Bilder: Filmverleih Fotos: Filmverleih
  • Bewertung

    Semi-Autobiographisches eines Hipsters

    Exklusiv für Uncut von der Berlinale 2015
    Das homosexuelle Paar Mo und Freddy (Sebastián Silva, auch Regisseur des Filmes) leben in einer großen Wohnung in New York. Sie sind beide Künstler: Mo baut seine eigenen Möbel, Freddy ist Multimedia-Artist. Vor allem Freddy will, dass sie mit der Hilfe - sprich Leihmutterschaft - ihrer Freundin Polly (Kristen Wiig) ein Kind bekommen. Doch dies stellt sich schwerer als geplant dar, da die Qualität Freddys Sperma zu Wünschen übrig lässt und sich Mo noch unsicher ist.

    Der Film fängt den Alltag der beiden Protagonisten mittels Handkamera, vielen nahen Einstellungen und Schärfenverlagerungen ein. Dieser Stil ist momentan im „alternativen“ Kino, so scheint es, hoch in Mode. In „Nasty Baby“ kann man allerdings nicht negieren, dass er durchaus funktioniert, also Authentizität erwirkt.

    Überhaupt ist „Nasty Baby“ wieder ein schönes Beispiel dafür, dass egal welches Milieu porträtiert wird, sobald sich der Film mit viel Wissen und Detailtreue mit ihm auseinandersetzt, kann jedes Publikum darin Anschluss finden. Meistens werden in dieser Art von Film Menschen, die in ihrer finanziellen und sozialen Lage weitaus schlechter gestellt sind, abgebildet. In „Nasty Baby“ hingegen geht es um modisch gekleidete Hipster, deren beinahe größtes Problem ein Nachbar, der zu früh den lauten Laubbläser benutzt, ist – doch nimmt er den Zuschauer in diese Lebenswelt mit!
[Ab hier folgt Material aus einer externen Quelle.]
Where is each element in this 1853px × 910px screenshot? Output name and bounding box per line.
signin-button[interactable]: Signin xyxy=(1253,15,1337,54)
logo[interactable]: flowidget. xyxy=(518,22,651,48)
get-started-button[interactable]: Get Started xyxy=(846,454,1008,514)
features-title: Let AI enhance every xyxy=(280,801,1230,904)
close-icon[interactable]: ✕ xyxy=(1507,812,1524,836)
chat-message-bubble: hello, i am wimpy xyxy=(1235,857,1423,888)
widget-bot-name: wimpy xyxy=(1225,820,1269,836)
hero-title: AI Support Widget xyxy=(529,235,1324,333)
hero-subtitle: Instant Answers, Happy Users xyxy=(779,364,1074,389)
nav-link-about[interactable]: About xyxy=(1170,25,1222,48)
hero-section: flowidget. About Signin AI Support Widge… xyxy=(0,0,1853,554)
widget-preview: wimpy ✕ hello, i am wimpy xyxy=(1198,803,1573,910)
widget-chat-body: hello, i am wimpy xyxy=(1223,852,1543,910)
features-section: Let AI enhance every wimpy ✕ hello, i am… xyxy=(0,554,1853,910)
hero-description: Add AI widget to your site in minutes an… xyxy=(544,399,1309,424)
    Freddy hat nicht nur aber vor allem in Bezug auf den Nachbar Aggressionsprobleme zu bewältigen. Die hauptsächliche Location des Filmes, die Wohnung des Paares, ist die tatsächliche Wohnstätte des Regisseurs und Hauptdarstellers. Überhaupt wirkt der Film wie ein zumindest zum Teil autobiographisches Werk. So wie Freddy seinen Babywunsch in einem Kunstprojekt verarbeitet, könnte der Regisseur mit dem Film seine Aggressionsprobleme verarbeitet haben. Denn kurz bevor alles nach einem Happy-End inklusive Schwangerschaft ausschaut, explodiert das aggressive Verhalten Freddys, wobei am Ende die Moral der gesamten porträtierten Szene in Frage gestellt wird.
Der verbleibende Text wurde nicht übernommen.